Tuesday, March 12, 2013
Gov't fails in bid to scrap UK’s oldest health and safety law
The government has suffered a setback in its efforts to change a 115-year-old law protecting people at work.
The Coalition wanted to change the Enterprise and Regulatory Reform Bill so that, in the event of an industrial accident, workers would have to prove their boss knew a machine was unsafe before they could claim compensation.
Last week the House of Lords narrowly passed an amendment to the Bill, retaining the ‘strict liability’ clause introduced in 1898 to protect workers.

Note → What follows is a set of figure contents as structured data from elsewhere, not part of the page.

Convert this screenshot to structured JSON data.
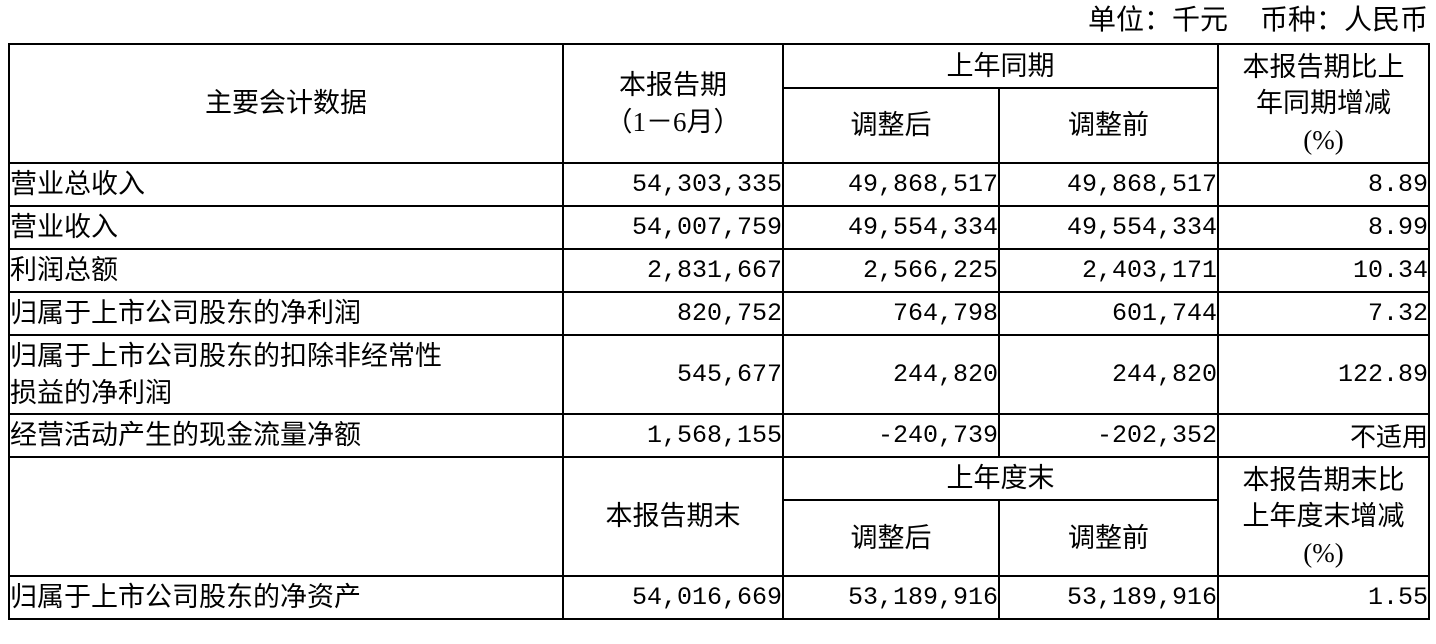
{
  "page": {
    "unit_note": "单位：千元",
    "currency_note": "币种：人民币"
  },
  "table": {
    "header_period": {
      "main": "主要会计数据",
      "current": "本报告期\n（1－6月）",
      "prior_group": "上年同期",
      "adjusted": "调整后",
      "before_adjustment": "调整前",
      "change": "本报告期比上\n年同期增减\n(%)"
    },
    "rows": [
      {
        "label": "营业总收入",
        "current": "54,303,335",
        "adjusted": "49,868,517",
        "before": "49,868,517",
        "change": "8.89"
      },
      {
        "label": "营业收入",
        "current": "54,007,759",
        "adjusted": "49,554,334",
        "before": "49,554,334",
        "change": "8.99"
      },
      {
        "label": "利润总额",
        "current": "2,831,667",
        "adjusted": "2,566,225",
        "before": "2,403,171",
        "change": "10.34"
      },
      {
        "label": "归属于上市公司股东的净利润",
        "current": "820,752",
        "adjusted": "764,798",
        "before": "601,744",
        "change": "7.32"
      },
      {
        "label": "归属于上市公司股东的扣除非经常性\n损益的净利润",
        "current": "545,677",
        "adjusted": "244,820",
        "before": "244,820",
        "change": "122.89"
      },
      {
        "label": "经营活动产生的现金流量净额",
        "current": "1,568,155",
        "adjusted": "-240,739",
        "before": "-202,352",
        "change": "不适用"
      }
    ],
    "header_eop": {
      "current": "本报告期末",
      "prior_group": "上年度末",
      "adjusted": "调整后",
      "before_adjustment": "调整前",
      "change": "本报告期末比\n上年度末增减\n(%)"
    },
    "rows_eop": [
      {
        "label": "归属于上市公司股东的净资产",
        "current": "54,016,669",
        "adjusted": "53,189,916",
        "before": "53,189,916",
        "change": "1.55"
      }
    ]
  }
}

However, the government, which wants to scrap the clause as it is a “burden on business”, is expected to overturn the Lords’ decision when the Bill returns to the House of Commons.

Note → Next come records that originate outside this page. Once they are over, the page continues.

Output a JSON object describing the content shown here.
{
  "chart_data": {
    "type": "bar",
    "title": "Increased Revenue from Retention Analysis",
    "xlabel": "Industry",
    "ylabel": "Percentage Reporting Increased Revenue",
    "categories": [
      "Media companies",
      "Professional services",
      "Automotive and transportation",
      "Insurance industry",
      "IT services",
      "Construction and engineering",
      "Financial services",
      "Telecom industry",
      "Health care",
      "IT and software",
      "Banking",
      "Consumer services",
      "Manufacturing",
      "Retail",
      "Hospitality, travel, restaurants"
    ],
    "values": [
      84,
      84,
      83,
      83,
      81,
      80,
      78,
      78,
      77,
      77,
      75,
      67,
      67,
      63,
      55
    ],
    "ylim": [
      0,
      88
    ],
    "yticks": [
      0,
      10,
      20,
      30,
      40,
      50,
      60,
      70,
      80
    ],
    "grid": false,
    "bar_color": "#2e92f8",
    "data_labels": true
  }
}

Tom Jones, head of policy and public affairs at Thompsons Solicitors said: “The government’s amendments to health and safety at work regulations turn the clock back over 100 years on safety at work.
“If the original clause is passed then workers injured through no fault of their own will no longer be able to refer to a breach of the health and safety regulations and will have to prove not only that the machine was unsafe but that the employers knew or should have known about it and that it was the employer’s fault.

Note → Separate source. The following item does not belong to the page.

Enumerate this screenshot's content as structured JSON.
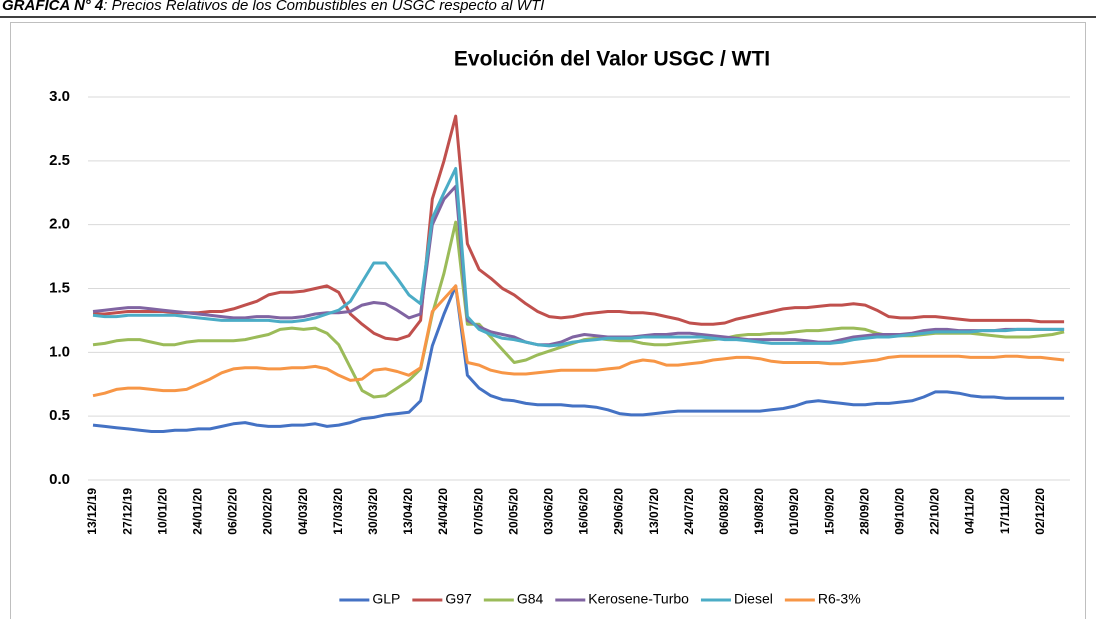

“The reality today is that most machinery is complex and there can be many reasons why it goes wrong.
“Even Victorian judges recognised that it was very difficult for a worker to prove what the employer knew or should have known and that it was perverse for a worker on his or her own to have to prove more than was required of the State under health and safety regulations.
“This is loading the dice massively against injured people.”
An amendment by Labour reinstates the civil liability by neutering, rather than removing the clause.
All Conservative and Liberal Democrat peers who voted tried to defeat the Labour amendment, but it was passed by a narrow majority of two.
The government’s clause would overturn law in place since 1898 by removing strict liability from the Health and Safety at Work Act.
Strict liability applies in limited circumstances where, for example, there has been a failure to adequately guard a machine, leading to a traumatic amputation.
Without it, injured workers will always have to prove that the employer knew or ought to have known that something was unsafe if they are to get compensation.
The government says strict liability creates a burden on business and ministers claim they are removing it on the basis of a review of health and safety legislation by Professor Ragnar Lofstëdt.
But critics point out that Professor Lofstedt has said the government’s actions go further than he recommended.